M. Gaby Charroux. Monsieur le ministre, devant le constat, d’une part, d’une atonie de l’économie européenne assortie d’une inflation très faible laissant craindre de graves risques déflationnistes, et, d’autre part, de difficultés persistantes devant la transmission à l’économie réelle de la politique monétaire, la BCE s’est récemment lancée dans un vaste programme d’assouplissement quantitatif, ou – horreur ! – quantitative easing.
Même si nous doutons largement de l’efficacité de ce programme, son ampleur et sa durée marquent un changement de doctrine dans la politique d’une BCE qui est devenue un acteur institutionnel majeur au sein de la zone euro depuis l’éclatement de la crise financière.
De fait, la BCE joue aujourd’hui un rôle politique de premier plan.
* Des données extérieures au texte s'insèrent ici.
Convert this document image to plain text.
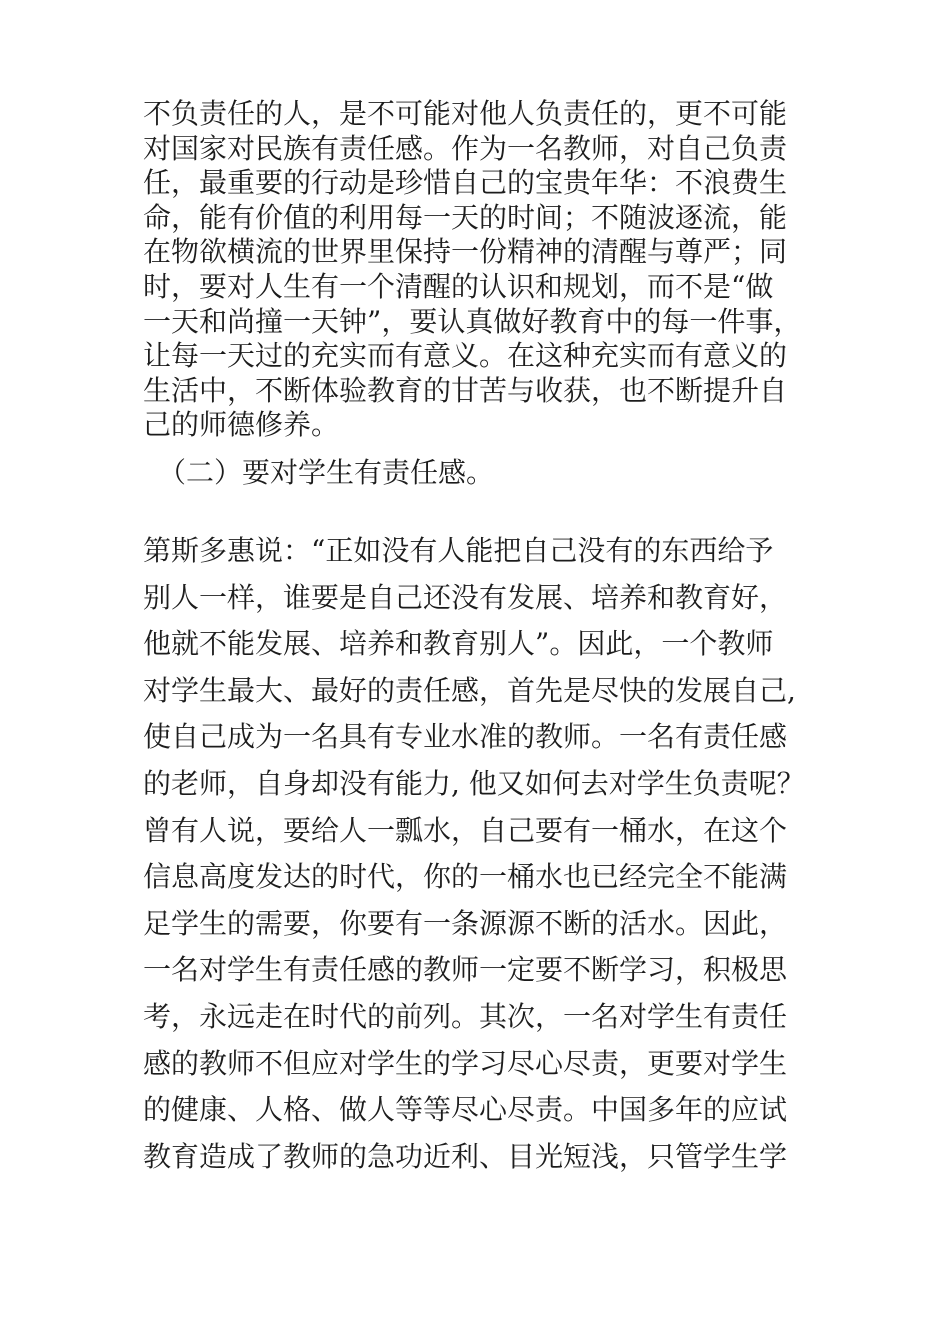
不负责任的人，是不可能对他人负责任的，更不可能
对国家对民族有责任感。作为一名教师，对自己负责
任，最重要的行动是珍惜自己的宝贵年华：不浪费生
命，能有价值的利用每一天的时间；不随波逐流，能
在物欲横流的世界里保持一份精神的清醒与尊严；同
时，要对人生有一个清醒的认识和规划，而不是“做
一天和尚撞一天钟”，要认真做好教育中的每一件事，
让每一天过的充实而有意义。在这种充实而有意义的
生活中，不断体验教育的甘苦与收获，也不断提升自
己的师德修养。
（二）要对学生有责任感。
第斯多惠说：“正如没有人能把自己没有的东西给予
别人一样，谁要是自己还没有发展、培养和教育好，
他就不能发展、培养和教育别人”。因此，一个教师
对学生最大、最好的责任感，首先是尽快的发展自己,
使自己成为一名具有专业水准的教师。一名有责任感
的老师，自身却没有能力, 他又如何去对学生负责呢？
曾有人说，要给人一瓢水，自己要有一桶水，在这个
信息高度发达的时代，你的一桶水也已经完全不能满
足学生的需要，你要有一条源源不断的活水。因此，
一名对学生有责任感的教师一定要不断学习，积极思
考，永远走在时代的前列。其次，一名对学生有责任
感的教师不但应对学生的学习尽心尽责，更要对学生
的健康、人格、做人等等尽心尽责。中国多年的应试
教育造成了教师的急功近利、目光短浅，只管学生学
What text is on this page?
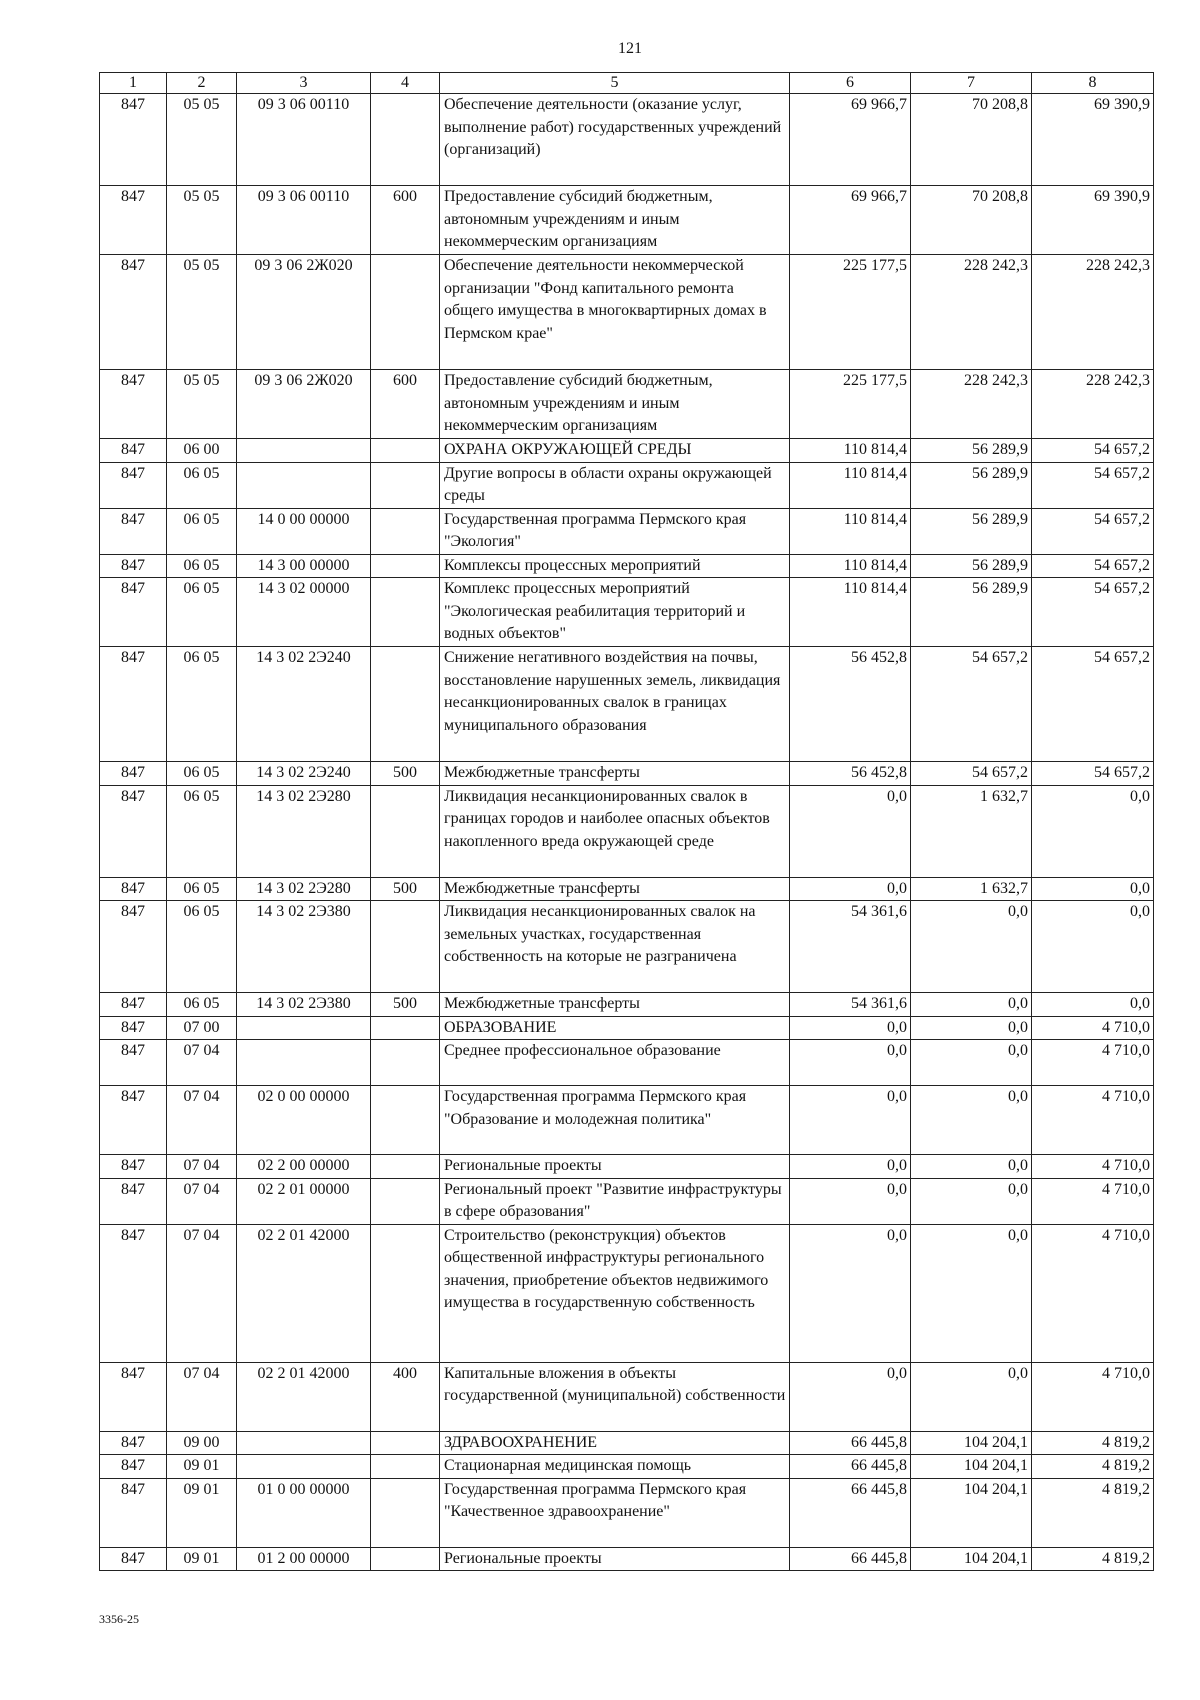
121
1	2	3	4	5	6	7	8
847	05 05	09 3 06 00110		Обеспечение деятельности (оказание услуг, выполнение работ) государственных учреждений (организаций)	69 966,7	70 208,8	69 390,9
847	05 05	09 3 06 00110	600	Предоставление субсидий бюджетным, автономным учреждениям и иным некоммерческим организациям	69 966,7	70 208,8	69 390,9
847	05 05	09 3 06 2Ж020		Обеспечение деятельности некоммерческой организации "Фонд капитального ремонта общего имущества в многоквартирных домах в Пермском крае"	225 177,5	228 242,3	228 242,3
847	05 05	09 3 06 2Ж020	600	Предоставление субсидий бюджетным, автономным учреждениям и иным некоммерческим организациям	225 177,5	228 242,3	228 242,3
847	06 00			ОХРАНА ОКРУЖАЮЩЕЙ СРЕДЫ	110 814,4	56 289,9	54 657,2
847	06 05			Другие вопросы в области охраны окружающей среды	110 814,4	56 289,9	54 657,2
847	06 05	14 0 00 00000		Государственная программа Пермского края "Экология"	110 814,4	56 289,9	54 657,2
847	06 05	14 3 00 00000		Комплексы процессных мероприятий	110 814,4	56 289,9	54 657,2
847	06 05	14 3 02 00000		Комплекс процессных мероприятий "Экологическая реабилитация территорий и водных объектов"	110 814,4	56 289,9	54 657,2
847	06 05	14 3 02 2Э240		Снижение негативного воздействия на почвы, восстановление нарушенных земель, ликвидация несанкционированных свалок в границах муниципального образования	56 452,8	54 657,2	54 657,2
847	06 05	14 3 02 2Э240	500	Межбюджетные трансферты	56 452,8	54 657,2	54 657,2
847	06 05	14 3 02 2Э280		Ликвидация несанкционированных свалок в границах городов и наиболее опасных объектов накопленного вреда окружающей среде	0,0	1 632,7	0,0
847	06 05	14 3 02 2Э280	500	Межбюджетные трансферты	0,0	1 632,7	0,0
847	06 05	14 3 02 2Э380		Ликвидация несанкционированных свалок на земельных участках, государственная собственность на которые не разграничена	54 361,6	0,0	0,0
847	06 05	14 3 02 2Э380	500	Межбюджетные трансферты	54 361,6	0,0	0,0
847	07 00			ОБРАЗОВАНИЕ	0,0	0,0	4 710,0
847	07 04			Среднее профессиональное образование	0,0	0,0	4 710,0
847	07 04	02 0 00 00000		Государственная программа Пермского края "Образование и молодежная политика"	0,0	0,0	4 710,0
847	07 04	02 2 00 00000		Региональные проекты	0,0	0,0	4 710,0
847	07 04	02 2 01 00000		Региональный проект "Развитие инфраструктуры в сфере образования"	0,0	0,0	4 710,0
847	07 04	02 2 01 42000		Строительство (реконструкция) объектов общественной инфраструктуры регионального значения, приобретение объектов недвижимого имущества в государственную собственность	0,0	0,0	4 710,0
847	07 04	02 2 01 42000	400	Капитальные вложения в объекты государственной (муниципальной) собственности	0,0	0,0	4 710,0
847	09 00			ЗДРАВООХРАНЕНИЕ	66 445,8	104 204,1	4 819,2
847	09 01			Стационарная медицинская помощь	66 445,8	104 204,1	4 819,2
847	09 01	01 0 00 00000		Государственная программа Пермского края "Качественное здравоохранение"	66 445,8	104 204,1	4 819,2
847	09 01	01 2 00 00000		Региональные проекты	66 445,8	104 204,1	4 819,2
3356-25
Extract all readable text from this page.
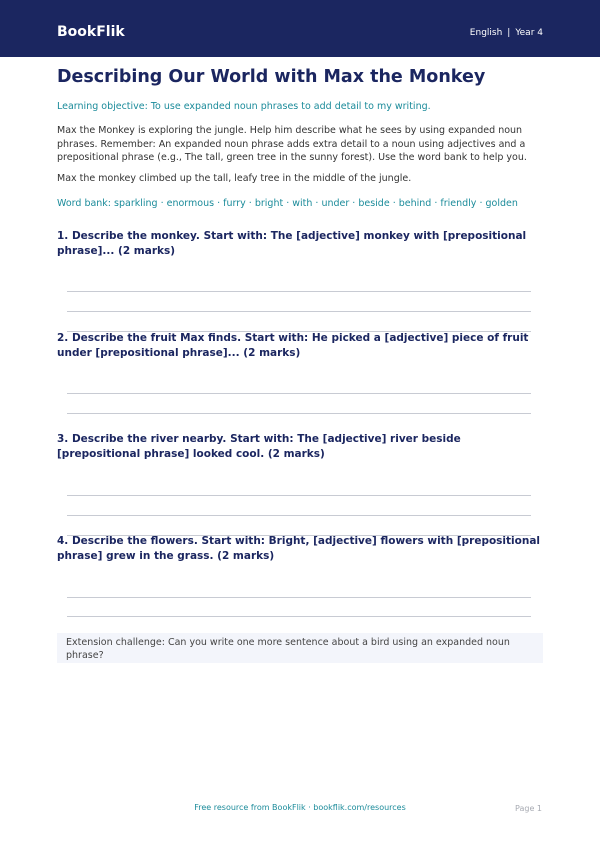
BookFlik	English | Year 4
Describing Our World with Max the Monkey
Learning objective: To use expanded noun phrases to add detail to my writing.
Max the Monkey is exploring the jungle. Help him describe what he sees by using expanded noun phrases. Remember: An expanded noun phrase adds extra detail to a noun using adjectives and a prepositional phrase (e.g., The tall, green tree in the sunny forest). Use the word bank to help you.
Max the monkey climbed up the tall, leafy tree in the middle of the jungle.
Word bank: sparkling · enormous · furry · bright · with · under · beside · behind · friendly · golden
1. Describe the monkey. Start with: The [adjective] monkey with [prepositional phrase]... (2 marks)
2. Describe the fruit Max finds. Start with: He picked a [adjective] piece of fruit under [prepositional phrase]... (2 marks)
3. Describe the river nearby. Start with: The [adjective] river beside [prepositional phrase] looked cool. (2 marks)
4. Describe the flowers. Start with: Bright, [adjective] flowers with [prepositional phrase] grew in the grass. (2 marks)
Extension challenge: Can you write one more sentence about a bird using an expanded noun phrase?
Free resource from BookFlik · bookflik.com/resources	Page 1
Elle formule des recommandations à l’égard des gouvernements, les enjoignant de mettre en œuvre les fameuses réformes structurelles censées flexibiliser le marché du travail et de lever tous les freins pour permettre de libérer les énergies. Son influence politique est encore plus visible au regard de la place occupée par la BCE au sein de la troïka, la Grèce ayant bénéficié, si je puis dire, de l’aide européenne en contrepartie de mesures de destruction sociale massive.
Or, monsieur le ministre, ce rôle politique de premier plan n’était pas initialement prévu par les traités, alors que le principe même de son indépendance totale à l’égard du pouvoir politique y demeure gravé.
Cette évolution du rôle de la BCE appelle nécessairement un contrepoids politique fort, car un tel niveau d’indépendance traduit, nous le pensons, une dépendance à l’égard des exigences des intérêts financiers. Un renforcement du contrôle de l’action de la BCE par le Parlement européen est l’une des pistes que nous proposons. Monsieur le ministre, ma question est simple : que comptez-vous faire pour renforcer le contrôle politique à l’égard de la BCE ?
M. le président. La parole est à M. le ministre.
M. Michel Sapin, ministre. Monsieur Charroux, je vois comme une contradiction, permettez-moi de le dire, avec tout le respect que je vous dois, entre le début de votre question, où vous rendiez hommage à l’action de la BCE, et sa fin, où vous sembliez vouloir la soumettre à une volonté politique.
M. Gaby Charroux. Elle se mêle trop de la politique des États !
M. Michel Sapin, ministre. Je vous le dis très clairement : heureusement que la BCE, au milieu de l’année 2014, a fait le bon diagnostic et pris les bonnes décisions concernant la situation économique de la zone euro !
M. Gaby Charroux. Certes.
M. Michel Sapin, ministre. Elle a fait le bon diagnostic – peut-être me direz-vous qu’elle aurait dû le faire plus tôt, mais j’observe qu’elle l’a fait avant d’autres, notamment la Commission et les pays européens membres du Conseil ou de l’Union – en constatant que, budgétairement, les politiques menées étaient par trop restrictives, et qu’il lui fallait donc être, monétairement, plus active. C’est ce que vous avez superbement appelé, monsieur Charroux, le quantitative easing.
Cette politique est actuellement appliquée par la BCE de manière efficace et, surtout, de manière constante depuis que la décision a été prise et les outils fixés. C’est heureux, car cela nous permet d’avoir un euro beaucoup plus faible – ce qui est très efficace pour nos entreprises – ainsi que des taux d’intérêt extrêmement bas, ce qui est bon pour tout le monde, pour les États comme pour l’économie.
Enfin, je partage une part de votre question : s’il existe une banque centrale qui joue pleinement son rôle du point de vue monétaire, il faut de l’autre côté, peut-être pour équilibrer, en tous cas pour dialoguer, un pouvoir économique – nous revenons là à votre première question – qui soit en capacité de fixer, pour l’ensemble de la zone euro, une politique adaptée à la situation. C’est pour cette raison qu’il est nécessaire de renforcer et d’approfondir l’Union économique, sorte de contrepoids à l’Union monétaire.